Jasper, in his early life, had been malnourished and presumably abused by a previous owner before the SPCA removed Jasper and brought him back to good health. In August of 2009, Jasper was rescued by Tisa McKim and brought to her stables.
Brenda Young often cared for horses at Jasper’s stable, and upon seeing an advertising flyer posted at the stable, Tisa agreed to pay Brenda each time she fed Jasper or cleaned his stall—$2.50 for the former, $3.00 for the latter. Brenda was given wide discretion in Jasper’s care. Tisa specified feeding instructions considering Jasper’s prior malnourishment, but other decisions were left to Brenda. On January 3rd, 2010, after caring for Jasper for three months, Brenda led Jasper to the paddock to feed him. During the walk, Brenda stopped to chat with another horse owner. Jasper grazed beside Brenda for a while—then suddenly and without warning, Jasper turned and kicked her.
Brenda sued Tisa for negligence. Tisa moved for summary judgment, arguing the Equine Act, Chapter 87 of the Texas Civil Practice and Remedies Code, shielded her from liability. The Act provides immunity for horse owners against all participants of equine activities due to the inherent risk of equine activities. The trial court agreed that Tisa was immune under the Act and granted her summary judgment motion. Brenda appealed.
On appeal, Brenda claimed the Equine Act only shielded equine sponsors of tourists and other consumers of equine activities from liability. The 14th Court of Appeals did not agree. The Court reasoned that the statute applied to all participants of equine activities, and that leading a horse to a paddock for feeding is an equine activity. Accordingly, Tisa was not liable for Brenda’s injuries resulting from her participation in an equine activity.

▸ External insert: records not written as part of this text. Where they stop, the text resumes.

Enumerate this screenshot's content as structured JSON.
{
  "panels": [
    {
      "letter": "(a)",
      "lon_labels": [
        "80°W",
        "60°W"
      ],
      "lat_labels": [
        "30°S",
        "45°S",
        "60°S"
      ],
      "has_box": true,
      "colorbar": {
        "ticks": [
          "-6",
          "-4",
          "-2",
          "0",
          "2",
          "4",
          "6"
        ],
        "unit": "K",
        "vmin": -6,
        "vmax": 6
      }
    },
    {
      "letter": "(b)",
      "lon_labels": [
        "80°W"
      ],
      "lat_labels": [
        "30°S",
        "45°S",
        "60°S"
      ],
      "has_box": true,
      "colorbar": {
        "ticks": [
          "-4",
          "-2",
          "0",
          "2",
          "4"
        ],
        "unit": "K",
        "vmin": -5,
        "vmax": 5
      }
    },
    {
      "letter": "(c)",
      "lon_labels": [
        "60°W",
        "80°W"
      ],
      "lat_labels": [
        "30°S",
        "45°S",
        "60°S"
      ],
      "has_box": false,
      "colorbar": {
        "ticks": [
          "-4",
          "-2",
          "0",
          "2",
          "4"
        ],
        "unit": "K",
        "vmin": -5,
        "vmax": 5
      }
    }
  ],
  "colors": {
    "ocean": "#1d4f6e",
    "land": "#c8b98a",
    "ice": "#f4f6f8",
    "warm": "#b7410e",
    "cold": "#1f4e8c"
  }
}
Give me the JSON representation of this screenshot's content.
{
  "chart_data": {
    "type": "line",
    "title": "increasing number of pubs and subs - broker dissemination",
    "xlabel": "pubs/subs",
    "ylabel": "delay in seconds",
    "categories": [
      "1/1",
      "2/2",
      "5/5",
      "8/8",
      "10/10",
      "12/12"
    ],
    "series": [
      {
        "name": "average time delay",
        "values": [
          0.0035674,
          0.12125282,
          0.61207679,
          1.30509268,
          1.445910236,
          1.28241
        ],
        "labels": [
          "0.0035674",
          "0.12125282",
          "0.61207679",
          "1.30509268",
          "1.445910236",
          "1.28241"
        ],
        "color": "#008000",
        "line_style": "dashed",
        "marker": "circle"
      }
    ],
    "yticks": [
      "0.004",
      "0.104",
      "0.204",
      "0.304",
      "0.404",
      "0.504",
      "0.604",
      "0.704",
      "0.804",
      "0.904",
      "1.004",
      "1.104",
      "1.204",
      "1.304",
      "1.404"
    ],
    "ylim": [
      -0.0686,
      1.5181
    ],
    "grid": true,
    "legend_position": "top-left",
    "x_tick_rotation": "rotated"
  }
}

Brenda argued alternatively that because Tisa did not warn her that Jasper was an adopted, previously mistreated animal, Tisa willfully disregarded Brenda’s safety and the Equine Act did not offer immunity. Summary judgment evidence showed that mistreated horses may experience “flashbacks” of their mistreatment and may act unpredictable. But the Court held that the evidence was insufficient to create a fact issue because there was no explanation as to what exactly a “horse flashback” is. Nor was there an explanation why someone who held themselves out as qualified to care for horses needed warning of previous malnourishment or the danger of standing behind a horse. Finally, evidence showed Jasper to be well-behaved and “gentlemanly.” The Court held that immunity under the Equine Act still applied, even to rescue horses.
Fortunately for “Gentlemanly” Jasper, the Equine Act continues to provide horse owners with a shield from liability, ensuring that people like Tisa McKim will not be punished for rescuing and caring for abandoned and mistreated animals like Jasper. And for caretakers of horses, one would be wise to remember the immortal words of Christopher Stone: “Horses are uncomfortable in the middle and dangerous at both ends.”
The full opinion can be found at Young v. McKim, 373 S.W.3d 776 (Tex. App.—Houston [14th Dist.] 2012, pet. denied).